I have a number of TIFF files which contain descriptions and "keywords" (as OS X terms them in the file inspector). I'm having difficulty collecting this metadata from the images, however.
I've tried using tifffile.py, PIL's exif commands and IPTCInfo, and while tifffile.py will get the description I still can't seem to parse the "keywords" from the file using any of these libraries.

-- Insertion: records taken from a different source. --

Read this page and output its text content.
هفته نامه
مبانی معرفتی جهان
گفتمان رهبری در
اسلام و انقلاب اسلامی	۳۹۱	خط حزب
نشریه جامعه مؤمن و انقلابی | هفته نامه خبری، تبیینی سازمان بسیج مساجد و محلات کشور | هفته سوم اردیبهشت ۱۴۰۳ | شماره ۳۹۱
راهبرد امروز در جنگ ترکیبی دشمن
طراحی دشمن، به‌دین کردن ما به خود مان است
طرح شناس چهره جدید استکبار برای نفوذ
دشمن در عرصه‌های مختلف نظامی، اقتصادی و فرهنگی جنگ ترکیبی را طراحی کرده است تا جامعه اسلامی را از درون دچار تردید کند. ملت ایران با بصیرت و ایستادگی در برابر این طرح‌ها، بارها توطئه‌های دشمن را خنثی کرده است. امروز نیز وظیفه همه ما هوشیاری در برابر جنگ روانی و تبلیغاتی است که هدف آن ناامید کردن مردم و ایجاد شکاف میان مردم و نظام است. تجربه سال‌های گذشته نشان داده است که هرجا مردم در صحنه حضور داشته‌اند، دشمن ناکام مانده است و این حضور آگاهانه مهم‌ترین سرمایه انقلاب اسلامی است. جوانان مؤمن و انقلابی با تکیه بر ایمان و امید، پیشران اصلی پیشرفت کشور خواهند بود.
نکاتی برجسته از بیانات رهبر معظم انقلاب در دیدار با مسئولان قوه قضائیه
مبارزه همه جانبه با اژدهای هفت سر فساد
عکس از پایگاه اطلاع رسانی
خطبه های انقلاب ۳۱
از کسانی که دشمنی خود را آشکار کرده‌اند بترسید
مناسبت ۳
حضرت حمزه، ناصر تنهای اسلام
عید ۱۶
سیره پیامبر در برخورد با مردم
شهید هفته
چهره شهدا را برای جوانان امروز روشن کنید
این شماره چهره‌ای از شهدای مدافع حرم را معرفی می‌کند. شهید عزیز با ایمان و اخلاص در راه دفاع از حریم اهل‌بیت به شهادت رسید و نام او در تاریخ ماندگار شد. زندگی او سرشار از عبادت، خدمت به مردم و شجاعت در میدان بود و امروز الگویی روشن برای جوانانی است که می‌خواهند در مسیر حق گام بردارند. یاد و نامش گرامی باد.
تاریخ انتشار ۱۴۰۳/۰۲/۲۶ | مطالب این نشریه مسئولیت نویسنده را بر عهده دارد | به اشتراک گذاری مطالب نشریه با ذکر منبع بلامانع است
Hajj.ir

Are keywords stored using a different "specification" for TIFFs than for JPEGs? What would be the best approach to parse these keywords?
EDIT
Further to the comment from abarnert
, I opened one of the TIFF files in a text editor and found that there is XML data which contains the "keywords". Snippet below:
...
<rdf:Description rdf:about=""
xmlns:dc="http://purl.org/dc/elements/1.1/">
<dc:description>
<rdf:Alt>
<rdf:li xml:lang="x-default">OLYMPUS DIGITAL CAMERA</rdf:li>
</rdf:Alt>
</dc:description>
<dc:format>image/tiff</dc:format>
<dc:subject>
<rdf:Bag>
<rdf:li>Foo</rdf:li>
<rdf:li>Bar</rdf:li>
<rdf:li>A long keyword</rdf:li>
</rdf:Bag>
</dc:subject>
</rdf:Description>
...
It looks as though this could be stored as a binary representation; tifffile.py lists a number of tags that are essentially tuples of integers. I'm not sure how to convert this, however. Suggestions?